The Chinese sources contradicted the statement of New Delhi on calling India the first country to land on the South Pole region of the moon.

Parallel to proving untrue the Indian claims of landing on a specific area of the moon, Chinese sources recalled the history of Beijing’s space efforts. The father of Beijing’s lunar exploration program, Ouyang Ziyuan, cleared in his recent media interview that the landing site of Chandrayaan-3 at 69 degrees South latitude actually let the ISRO proclaim the South Pole landing. The lunar scientist Ziyuan rationalized his argument with the support of certain calculated data consisting of some statistical details of the South Pole. According to Ouyang Ziyuan, the location of the South Pole is between 88.5 and 90 degrees, whereas the ISRO’s landing was 619 km (385 miles) distanced from the proclaimed area of the moon. Akin to the position of Ziyuan on the accomplished mission of Chandrayaan-3, several other Chinese experts believe that the accomplishments of Chinese lunar exploration are far more significant than New Delhi’s space efforts. China’s Chang’e 4 was the first landing on the far side of the moon, which internationally highlighted the advanced achievement of the Chinese space program.

Based on this scenario, the Chandrayaan-3’s proclaimed success has extended the New Delhi-Beijing competition into outer space, where China has a long history of high achievements. Based on a prominent history of landmark achievements of Beijing in the space domain, the Chinese lunar experts have clearly stated that the landing of ISRO’s space mission is not at the exact location of the South Pole, it cannot be considered even in the moon’s South Pole region. According to Chinese media sources, the announced landing of the Chandrayaan-3 is not even near the South Pole region.

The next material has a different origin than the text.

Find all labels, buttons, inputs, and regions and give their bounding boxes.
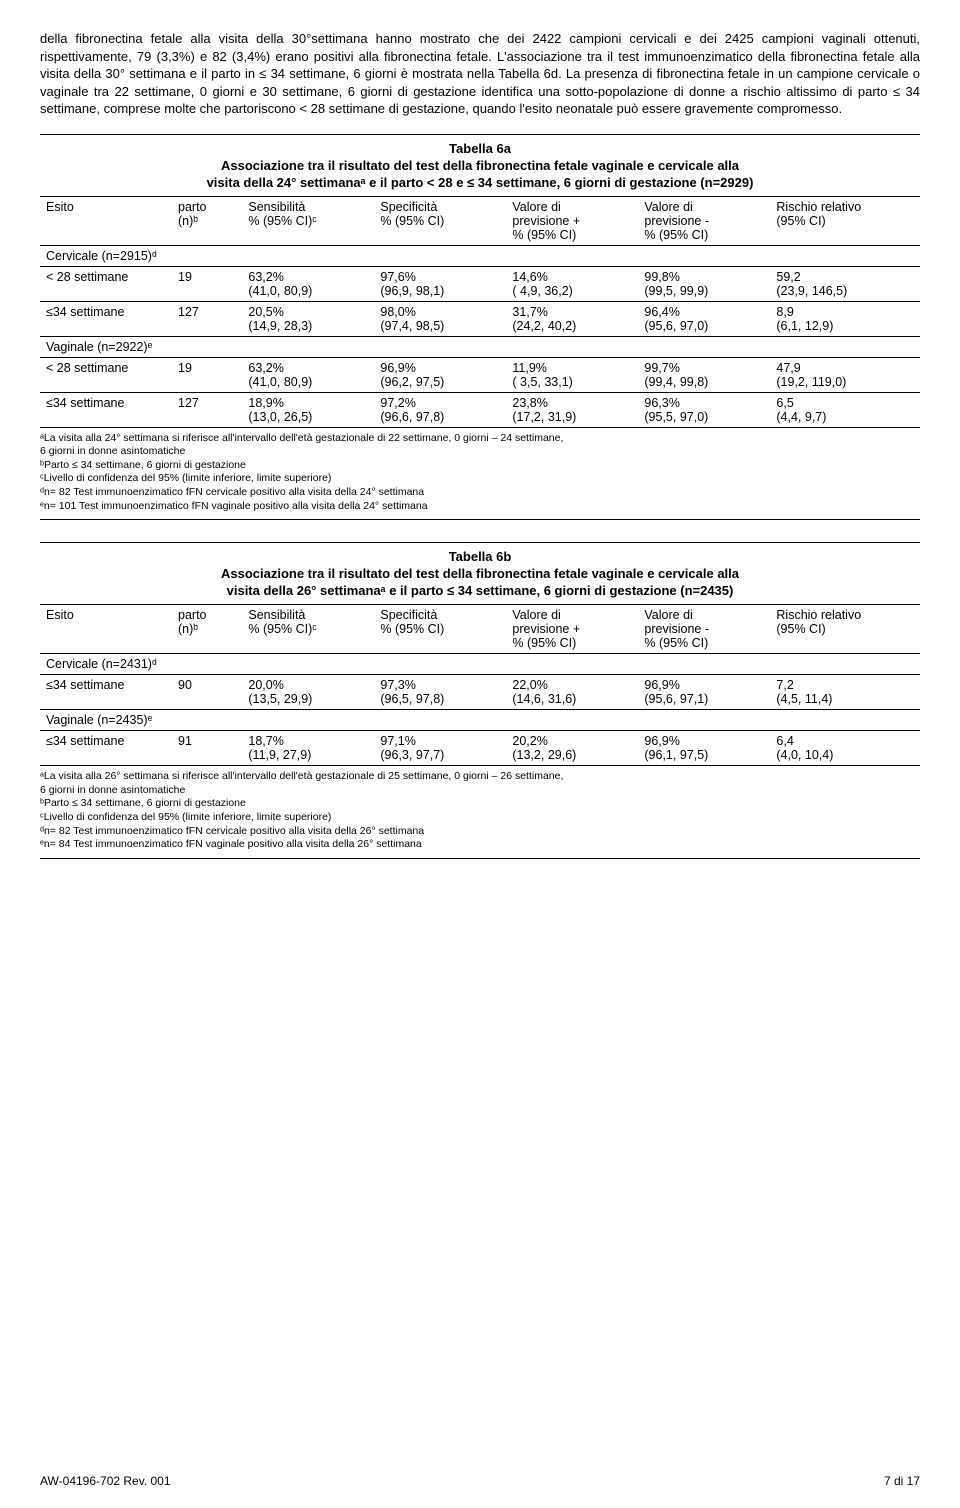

These observations of China must be supported due to China’s long history of space exploration and its quest to remain active in the international space race.

The Chinese reports for calling the Indian landing far from the ISRO’s pronounced area contain sufficient statistical pieces of evidence that could not be ignored in the absence of New Delhi’s counter-argument with various convincing facts.

Undoubtedly, New Delhi has developed various bilateral space collaborations with different states where the ongoing trends of India-US space cooperation play a significant role in empowering New Delhi’s space capabilities. However, the Chinese reports about Chandrayaan-3’s recent suspicious achievement contain substantial convincing potential, which is now seeking logical explanations of New Delhi. Therefore, the growing Chinese doubts about ISRO’s achievement in the form of Chandrayaan-3’s success highlighted the challenges and controversies that can arise in the realm of space exploration. The prevalence of contesting space claims now will intensify the ongoing strategic competition between states at the regional and international levels. The proclaimed success of ISRO confirmed internationally India as a rising space power with multileveled plans for space exploration. In this way, India has laid the foundation of space-centric competition between states in the broader Asian power politics generally and South Asian regional politics specifically.